Como sair desse equilíbrio inferior ou armadilha? Gradualismo ou terapia de choque?
O tratamento de choque parece o mais adequado, à luz de nossa própria experiência. O gradualismo nunca funcionou muito bem no Brasil. No meio do caminho sempre somos surpreendidos com eventos que nos desviam de nosso objetivo. E dada a necessidade de avançar em agendas estruturais, quanto mais rapidamente desfizermos o nó criado na macroeconomia, melhor.
O instrumento para o tratamento de choque merece reflexão. E aqui há debate entre os economistas. Para aqueles que acreditam que a taxa de juros necessária para estabilizar a inflação é alta, algo como 5% ou mais em termos reais, o debate mal se coloca, pois sequer a política monetária foi para o campo neutro, sendo óbvia a necessidade de mais altas de juros, rapidamente.

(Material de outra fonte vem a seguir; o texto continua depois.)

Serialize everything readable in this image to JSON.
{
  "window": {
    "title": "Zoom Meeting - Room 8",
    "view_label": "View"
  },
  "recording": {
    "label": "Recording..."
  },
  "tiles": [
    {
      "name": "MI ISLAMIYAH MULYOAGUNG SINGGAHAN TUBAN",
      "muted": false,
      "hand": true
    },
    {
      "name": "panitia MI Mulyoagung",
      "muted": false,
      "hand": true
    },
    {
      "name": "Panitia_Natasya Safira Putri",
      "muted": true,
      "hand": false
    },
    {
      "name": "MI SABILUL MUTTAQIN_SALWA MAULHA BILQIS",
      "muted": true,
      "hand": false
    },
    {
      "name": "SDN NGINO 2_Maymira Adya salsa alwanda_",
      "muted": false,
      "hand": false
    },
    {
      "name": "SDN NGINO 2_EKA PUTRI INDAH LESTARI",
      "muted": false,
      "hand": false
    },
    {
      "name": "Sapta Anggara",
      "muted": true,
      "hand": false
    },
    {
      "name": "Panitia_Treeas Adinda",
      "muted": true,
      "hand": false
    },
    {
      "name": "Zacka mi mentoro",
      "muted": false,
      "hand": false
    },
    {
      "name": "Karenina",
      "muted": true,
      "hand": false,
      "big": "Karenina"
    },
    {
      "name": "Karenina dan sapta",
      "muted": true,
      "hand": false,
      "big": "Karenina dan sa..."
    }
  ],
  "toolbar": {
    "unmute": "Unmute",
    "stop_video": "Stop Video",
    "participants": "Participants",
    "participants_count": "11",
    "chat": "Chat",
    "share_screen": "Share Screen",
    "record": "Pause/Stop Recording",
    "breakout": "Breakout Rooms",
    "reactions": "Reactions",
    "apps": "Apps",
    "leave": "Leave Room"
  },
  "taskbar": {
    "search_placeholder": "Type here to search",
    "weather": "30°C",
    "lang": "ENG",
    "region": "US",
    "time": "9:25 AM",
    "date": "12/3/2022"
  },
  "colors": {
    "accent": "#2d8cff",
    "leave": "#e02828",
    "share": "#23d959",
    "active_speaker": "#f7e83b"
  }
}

Acredito que hoje a taxa de juros de equilíbrio, que permite a estabilização da inflação, está mais baixa, entre 3% e 4%, apesar de fatores como a dinâmica da taxa de câmbio e a credibilidade machucada do Banco Central jogando contra. As condições restritivas no mercado de crédito e a baixa confiança dos empresários e até de consumidores, em um contexto externo deflacionário, restringem o espaço para crescimento da demanda. A política monetária no campo contracionista estaria por trás do enfraquecimento em curso da demanda, bem como do mercado de trabalho, ainda que moderado.
Sem descartar a sintonia fina do Banco Central adiante, em um contexto de política monetária mais ajustada, a discussão sobre instrumentos da terapia de choque – para deslocar a curva de Phillips para baixo – é mais pertinente.
Terapia de choque com juros pode sair caro demais e ser até contraproducente. Mesmo no Brasil, onde o poder do Banco Central é limitado pela grande presença do crédito direcionado a taxas de juros subsidiadas, a política monetária funciona, afetando investimentos, justamente nosso ponto fraco. Adicionalmente, afeta a dinâmica da dívida pública. Num contexto internacional de menor tolerância do investidor estrangeiro, que nos catalogou no grupo dos “5 frágeis”, isso poderia se traduzir em pressão sobre os preços de ativos, como a taxa de câmbio, e até o questionamento do nosso status “grau de investimento”. No final, a eficácia da política monetária poderia ser corroída pelos seus efeitos não pretendidos.
O melhor instrumento para o choque seria a contração fiscal. Não basta neutralidade. É necessário haver contração de fato, com reavaliação bastante crítica de todas as políticas setoriais criadas, incluindo a ação dos bancos públicos. Seriam penalizados alguns para o bem de todos com a inflação mais baixa.
Como despoluir um rio? Submeter as águas a um tratamento físico-químico é parte importante do processo, mas que infelizmente enfrenta grandes limitações sem o controle do lançamento de despejos e esgotos não tratados. Um instrumento não substitui o outro: não adianta fazer mais tratamento químico para compensar a falha no controle do esgoto clandestino.
Com frequência, na nossa história, a terapia de alta de juros prevaleceu sobre a contração fiscal. Política monetária é fácil de ser executada, enquanto que a fiscal é tecnicamente e politicamente complexa. O uso intensivo da política monetária é reflexo de nossa incompetência de ajustar o fiscal. Se não formos bem sucedidos em alterar o mix de política econômica, o rio vai continuar poluído.
Boa a posição da economista, que contraria os economistas conservadores, que só pensam na taxa de juros como instrumento antiinflacionário. O exemplo do rio poluente é muito bom.